RSS 2.0
Critical Assessment of Information Extraction in Biology - data sets are available from Resources/Corpora and require registration.

BioCreative II

Announcement (Events) [2006-01-02]

The Second BioCreAtIvE - Critical Assessment for Information Extraction in Biology challenge (2006-2007 ) is a community-wide effort for evaluating text mining and information extraction systems applied to the biological domain. 

The second BioCreAtIvE challenge will focus on: 

  1. Gene mention tagging [GM]
  2. Gene normalization [GN]
  3. Extraction of protein-protein interactions from text [PPI] 


BioCreAtIvE is a community-wide effort for evaluating text mining and information extraction systems applied to the biological domain. BioCreAtIvE arose out the needs of working biologists, biological curators and bioinformaticians to access the wealth of information in the literature, and to link this information to biological databases and ontologies. BioCreAtIvE focuses on the comparison of methods and community assessment of scientific progress, rather than on the purely competitive aspects. The first BioCreAtIvE challenge evaluation in 2003-2004 [1] attracted broad interest within the bioinformatics and biomedical text mining community, with participation from 27 groups from 10 countries. BioCreAtIvE is organized through collaborations between text mining groups, biological database curators and bioinformatics researchers.

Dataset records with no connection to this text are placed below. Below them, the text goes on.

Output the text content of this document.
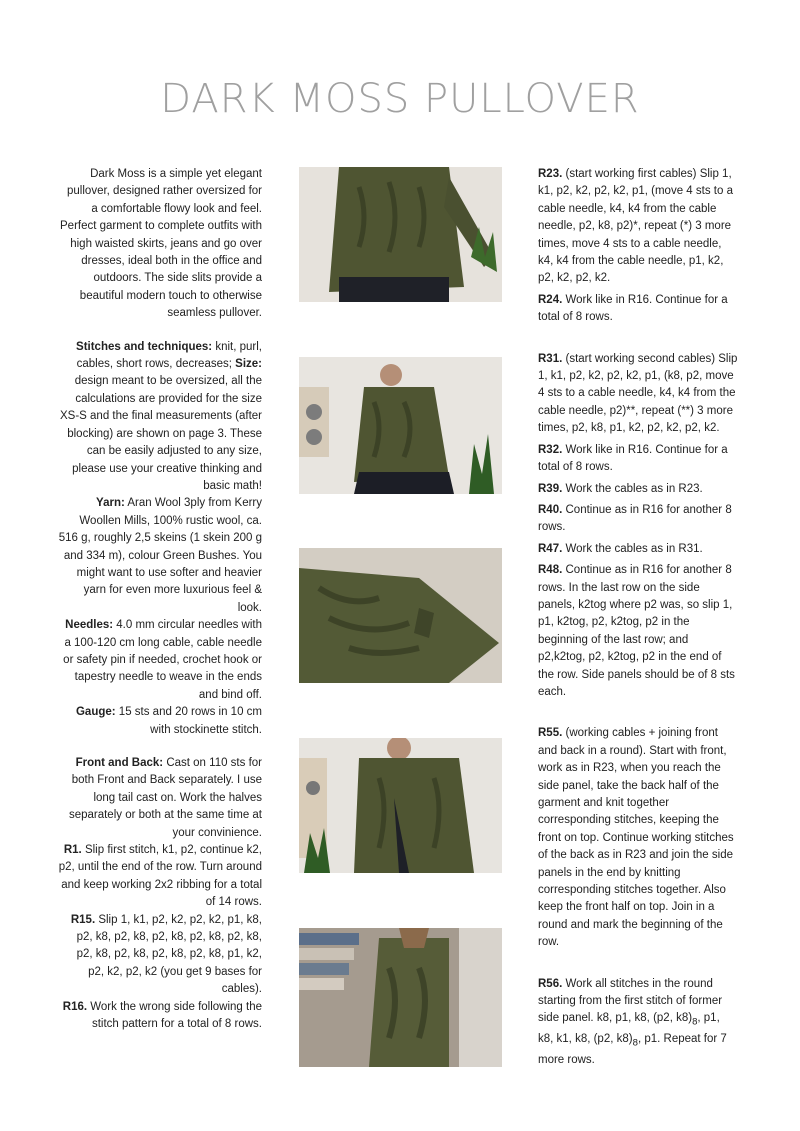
DARK MOSS PULLOVER

Dark Moss is a simple yet elegant pullover, designed rather oversized for a comfortable flowy look and feel. Perfect garment to complete outfits with high waisted skirts, jeans and go over dresses, ideal both in the office and outdoors. The side slits provide a beautiful modern touch to otherwise seamless pullover.

Stitches and techniques: knit, purl, cables, short rows, decreases; Size: design meant to be oversized, all the calculations are provided for the size XS-S and the final measurements (after blocking) are shown on page 3. These can be easily adjusted to any size, please use your creative thinking and basic math!

Yarn: Aran Wool 3ply from Kerry Woollen Mills, 100% rustic wool, ca. 516 g, roughly 2,5 skeins (1 skein 200 g and 334 m), colour Green Bushes. You might want to use softer and heavier yarn for even more luxurious feel & look.

Needles: 4.0 mm circular needles with a 100-120 cm long cable, cable needle or safety pin if needed, crochet hook or tapestry needle to weave in the ends and bind off.

Gauge: 15 sts and 20 rows in 10 cm with stockinette stitch.

Front and Back: Cast on 110 sts for both Front and Back separately. I use long tail cast on. Work the halves separately or both at the same time at your convinience.

R1. Slip first stitch, k1, p2, continue k2, p2, until the end of the row. Turn around and keep working 2x2 ribbing for a total of 14 rows.

R15. Slip 1, k1, p2, k2, p2, k2, p1, k8, p2, k8, p2, k8, p2, k8, p2, k8, p2, k8, p2, k8, p2, k8, p2, k8, p2, k8, p1, k2, p2, k2, p2, k2 (you get 9 bases for cables).

R16. Work the wrong side following the stitch pattern for a total of 8 rows.

R23. (start working first cables) Slip 1, k1, p2, k2, p2, k2, p1, (move 4 sts to a cable needle, k4, k4 from the cable needle, p2, k8, p2)*, repeat (*) 3 more times, move 4 sts to a cable needle, k4, k4 from the cable needle, p1, k2, p2, k2, p2, k2.

R24. Work like in R16. Continue for a total of 8 rows.

R31. (start working second cables) Slip 1, k1, p2, k2, p2, k2, p1, (k8, p2, move 4 sts to a cable needle, k4, k4 from the cable needle, p2)**, repeat (**) 3 more times, p2, k8, p1, k2, p2, k2, p2, k2.

R32. Work like in R16. Continue for a total of 8 rows.

R39. Work the cables as in R23.

R40. Continue as in R16 for another 8 rows.

R47. Work the cables as in R31.

R48. Continue as in R16 for another 8 rows. In the last row on the side panels, k2tog where p2 was, so slip 1, p1, k2tog, p2, k2tog, p2 in the beginning of the last row; and p2,k2tog, p2, k2tog, p2 in the end of the row. Side panels should be of 8 sts each.

R55. (working cables + joining front and back in a round). Start with front, work as in R23, when you reach the side panel, take the back half of the garment and knit together corresponding stitches, keeping the front on top. Continue working stitches of the back as in R23 and join the side panels in the end by knitting corresponding stitches together. Also keep the front half on top. Join in a round and mark the beginning of the row.

R56. Work all stitches in the round starting from the first stitch of former side panel. k8, p1, k8, (p2, $k8)_8$, p1, k8, k1, k8, (p2, $k8)_8$, p1. Repeat for 7 more rows.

BioCreAtIve II will be held during October of 2006, with the workshop to be held in Spring 2007. It will consist of three tracks. The first will focus on finding the mentions of genes and proteins in sentences drawn from MEDLINE abstracts and is the same as Task 1A (Tanabe, Xie et al. 2005) from BioCreAtIvE I [2]. The second track will involve producing a list of the EntrezGene identifiers for all the human genes/proteins mentioned in a collection of MEDLINE abstracts and is similar to BioCreAtIvE I Task 1B (Hirschman, Colosimo et al. 2005). The third track of BioCreAtIvE II is new and will involve identifying protein- protein interactions from full text papers, including extraction of excerpts from those papers that describe experimentally derived interactions, for curation into one of two interaction databases: IntAct (Hermjakob, Montecchi-Palazzi et al. 2004) and MINT (Zanzoni, Montecchi-Palazzi et al. 2002). [3] 


  1. Hirschman  L., M. Colosimo, et al. (2005). "Overview of BioCreAtIvE task 1B: normalized gene lists." BMC Bioinformatics 6 Suppl 1: S11.
  2. Tanabe  L., Xie N., et al. (2005). "GENETAG: a tagged corpus for gene/protein named entity recognition." BMC Bioinformatics 6 Suppl 1: S3.
  3. Hermjakob H., Montecchi-Palazzi L., et al. (2004). "IntAct: an open source molecular interaction database." Nucleic Acids Res 32(Database issue): D452-5.